The National Annenberg Election Survey, via the University of Pennsylvania, subsequently took on prominence, though Wall Street-inspired financial woes threaten the underlying endowment at the Annenberg School at Penn and, thus, the scope of future efforts. It was started in 2000 by Kathleen Hall Jamieson, and is a much larger study than the NES -- about 100,000 interviews in 2004 and in 2008 --conducted by phone (and even with a separate Internet-based survey in 2008) and is focused on campaigns and media.
NES, Annenberg and Gallup remain the academic pace setters. They're now finding dozens of competitors and new partnerships, with the 2008 campaign even including a polling combination of the Associated Press and upstart Yahoo! News. And our collective appetite for the latest numbers seems to grow as do the media outlets craving numbers and new "story lines" to fill time and space in the 24/7, Twitttering news world.
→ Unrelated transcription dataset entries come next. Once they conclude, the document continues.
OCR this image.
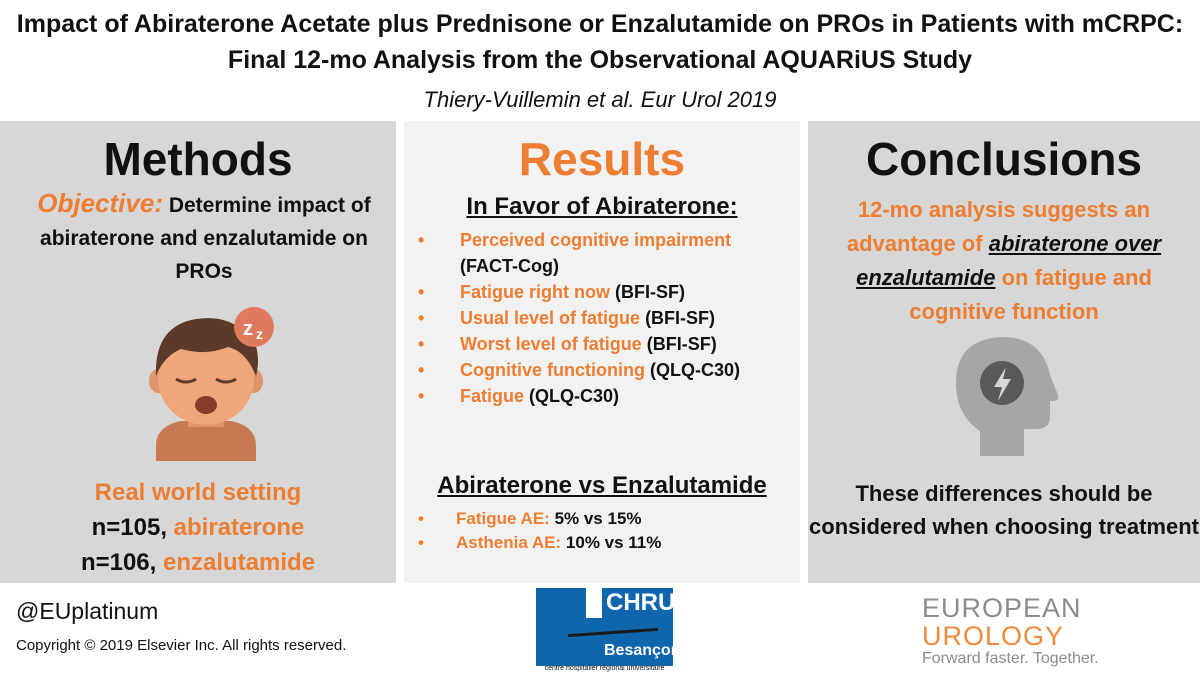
Impact of Abiraterone Acetate plus Prednisone or Enzalutamide on PROs in Patients with mCRPC: Final 12-mo Analysis from the Observational AQUARiUS Study
Thiery-Vuillemin et al. Eur Urol 2019
Methods
Objective: Determine impact of abiraterone and enzalutamide on PROs
z z
Real world setting
n=105, abiraterone
n=106, enzalutamide
Results
In Favor of Abiraterone:
• Perceived cognitive impairment (FACT-Cog)
• Fatigue right now (BFI-SF)
• Usual level of fatigue (BFI-SF)
• Worst level of fatigue (BFI-SF)
• Cognitive functioning (QLQ-C30)
• Fatigue (QLQ-C30)
Abiraterone vs Enzalutamide
• Fatigue AE: 5% vs 15%
• Asthenia AE: 10% vs 11%
Conclusions
12-mo analysis suggests an advantage of abiraterone over enzalutamide on fatigue and cognitive function
These differences should be considered when choosing treatment
@EUplatinum
Copyright © 2019 Elsevier Inc. All rights reserved.
CHRU
Besançon
centre hospitalier régional universitaire
EUROPEAN
UROLOGY
Forward faster. Together.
Meanwhile, dramatic shifts in the basic means of culling data---first from the traditional person-to-person interviews to phone interviews, now to the evolving use of online responses---have intensified arguments among the cognoscenti as to basic methodologies and their flaws. For example, are people really likely to be more honest when answering questions online than in talking to a real person, as many reflexively assume? Do pollsters have to pay local connectivity charges for respondents in need?
What's the right way to truly measure racial attitudes, wondered panel member Sunshine Hillygus, a researcher from Harvard's government department? Will people answer race-related questions differently online? She believes that the proliferation of competitive data "increases our responsibility as reviewers" of the data, especially with data being collected in new ways, notably online.